How do i get the size of array in void Func(int (*a)[5]) for loop condition and print elements?
void Func(int (*a)[5])
{
for (int i = 0; i < 5; i++)
cout << a[i]; // doesn't work
}
int main()
{
int a[] = {1, 2, 3, 4, 5};
Func(&a);
}
Using a function template would be better if you major emphasis is on passing the size of the array.
template <typename T, size_t N>
void Func(T (&a)[N])
{
for (int i = 0; i < N; i++)
cout << a[i];
}
Firstly, the way you access the array is wrong. Inside your function you have a pointer to an array. The pointer has to be dereferenced first, before you use the [] operator on it
void Func(int (*a)[5])
{
for (int i = 0; i < 5; i++)
cout << (*a)[i];
}
Secondly, i don't understand why you need to "get" the size of the array, when the size is fixed at compile time, i.e. it is always 5. But in any case you can use the well-known sizeof trick
void Func(int (*a)[5])
{
for (int i = 0; i < sizeof *a / sizeof **a; i++)
cout << (*a)[i];
}
The sizeof *a / sizeof **a expression is guaranteed to evaluate to 5 in this case.
It doesn't work because you didn't de-reference it enough. You have a pointer to an array- the pointer requires de-referencing, and the array needs indexing.
void Func(int (*a)[5])
{
for (int i = 0; i < 5; i++)
std::cout << (*a)[i];
}
int main()
{
int a[] = {1, 2, 3, 4, 5};
Func(&a);
}
When you pass an array into a function, it degrades to a pointer and all size information is lost.

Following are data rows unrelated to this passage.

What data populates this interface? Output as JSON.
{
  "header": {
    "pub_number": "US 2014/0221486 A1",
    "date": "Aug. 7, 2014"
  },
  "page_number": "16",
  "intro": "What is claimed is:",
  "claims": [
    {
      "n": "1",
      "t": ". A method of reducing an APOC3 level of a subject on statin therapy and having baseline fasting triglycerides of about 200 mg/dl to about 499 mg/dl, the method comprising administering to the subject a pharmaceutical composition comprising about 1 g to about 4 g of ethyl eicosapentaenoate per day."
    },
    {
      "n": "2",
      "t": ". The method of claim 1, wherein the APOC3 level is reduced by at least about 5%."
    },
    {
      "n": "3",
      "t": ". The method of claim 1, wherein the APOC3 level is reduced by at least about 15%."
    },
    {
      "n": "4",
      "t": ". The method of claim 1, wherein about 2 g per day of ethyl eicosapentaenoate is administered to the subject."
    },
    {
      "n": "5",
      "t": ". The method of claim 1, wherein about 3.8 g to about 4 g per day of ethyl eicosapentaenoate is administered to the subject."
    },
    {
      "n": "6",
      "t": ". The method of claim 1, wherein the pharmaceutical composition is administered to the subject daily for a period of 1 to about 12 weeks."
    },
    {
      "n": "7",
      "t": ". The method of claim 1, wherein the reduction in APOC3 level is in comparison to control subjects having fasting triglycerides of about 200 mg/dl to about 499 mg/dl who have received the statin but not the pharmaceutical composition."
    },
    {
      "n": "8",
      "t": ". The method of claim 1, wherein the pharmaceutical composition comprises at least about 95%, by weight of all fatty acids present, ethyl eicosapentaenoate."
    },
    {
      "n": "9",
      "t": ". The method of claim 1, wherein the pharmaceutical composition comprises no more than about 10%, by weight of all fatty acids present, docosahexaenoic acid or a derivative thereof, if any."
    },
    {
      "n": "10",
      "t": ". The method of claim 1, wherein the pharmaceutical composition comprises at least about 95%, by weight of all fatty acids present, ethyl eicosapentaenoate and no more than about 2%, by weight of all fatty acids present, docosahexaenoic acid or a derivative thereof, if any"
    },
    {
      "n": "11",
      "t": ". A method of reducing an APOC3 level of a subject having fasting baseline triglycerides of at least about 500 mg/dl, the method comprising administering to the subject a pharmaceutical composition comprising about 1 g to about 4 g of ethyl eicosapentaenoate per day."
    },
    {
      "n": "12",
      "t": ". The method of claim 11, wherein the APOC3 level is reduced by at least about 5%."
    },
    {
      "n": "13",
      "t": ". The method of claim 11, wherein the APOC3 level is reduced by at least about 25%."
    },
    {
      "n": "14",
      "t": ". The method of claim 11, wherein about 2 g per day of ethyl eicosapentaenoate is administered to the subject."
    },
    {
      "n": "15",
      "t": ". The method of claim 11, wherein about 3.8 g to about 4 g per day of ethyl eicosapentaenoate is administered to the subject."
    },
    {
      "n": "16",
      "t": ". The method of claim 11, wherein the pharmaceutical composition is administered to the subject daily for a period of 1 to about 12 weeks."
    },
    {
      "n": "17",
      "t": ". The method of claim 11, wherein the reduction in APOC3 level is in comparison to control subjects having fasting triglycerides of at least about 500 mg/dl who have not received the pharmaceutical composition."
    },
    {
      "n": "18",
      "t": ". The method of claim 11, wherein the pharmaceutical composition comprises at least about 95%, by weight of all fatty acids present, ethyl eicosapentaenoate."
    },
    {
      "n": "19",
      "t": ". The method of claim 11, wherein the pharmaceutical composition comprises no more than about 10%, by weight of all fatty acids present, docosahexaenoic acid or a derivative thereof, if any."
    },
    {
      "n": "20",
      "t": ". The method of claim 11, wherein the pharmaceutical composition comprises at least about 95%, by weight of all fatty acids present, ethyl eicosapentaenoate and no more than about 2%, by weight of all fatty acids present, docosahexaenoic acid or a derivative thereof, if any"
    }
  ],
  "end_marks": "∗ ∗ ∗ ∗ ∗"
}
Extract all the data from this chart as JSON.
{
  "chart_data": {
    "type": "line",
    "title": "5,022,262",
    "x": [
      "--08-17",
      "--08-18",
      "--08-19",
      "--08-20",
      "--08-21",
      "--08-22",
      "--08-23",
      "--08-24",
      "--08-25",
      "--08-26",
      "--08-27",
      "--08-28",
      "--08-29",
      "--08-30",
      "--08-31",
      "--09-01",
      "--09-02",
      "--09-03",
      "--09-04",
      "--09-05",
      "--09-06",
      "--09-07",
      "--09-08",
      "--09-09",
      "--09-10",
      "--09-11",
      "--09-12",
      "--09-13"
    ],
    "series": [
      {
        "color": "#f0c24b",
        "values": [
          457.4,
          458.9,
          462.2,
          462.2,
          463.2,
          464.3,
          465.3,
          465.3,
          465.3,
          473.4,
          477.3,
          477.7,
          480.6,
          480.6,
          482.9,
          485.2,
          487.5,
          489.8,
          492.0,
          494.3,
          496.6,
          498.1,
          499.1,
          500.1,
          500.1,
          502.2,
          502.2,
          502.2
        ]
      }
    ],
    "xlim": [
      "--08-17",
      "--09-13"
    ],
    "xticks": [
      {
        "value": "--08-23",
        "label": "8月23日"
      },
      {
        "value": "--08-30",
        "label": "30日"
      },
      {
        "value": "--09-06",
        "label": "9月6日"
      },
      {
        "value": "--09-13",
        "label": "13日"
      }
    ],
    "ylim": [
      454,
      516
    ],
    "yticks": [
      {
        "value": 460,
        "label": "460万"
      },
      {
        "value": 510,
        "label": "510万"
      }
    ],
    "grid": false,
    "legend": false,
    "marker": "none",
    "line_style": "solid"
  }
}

You can instead use a STL container, like vector, to make things easier.
#include <iostream>
#include <vector>
using namespace std;
void Func(vector <int> a){
for (int i = 0; i < a.size(); i++)
cout << a[i];
}
int main (){
int nums[] = {1, 2, 3, 4, 5};
vector<int> a (nums, nums + sizeof(nums) / sizeof(int) );
Func(a);
}
How do i get the size of array
You already know the size at compile-time, it's 5. You just forgot to dereference the pointer:
cout << (*a)[i];
void Func(int * a)
{
for (int i = 0; i < 5; i++)
cout << *(a+i);
}
int main()
{
int a[] = {1, 2, 3, 4, 5};
Func(a);
}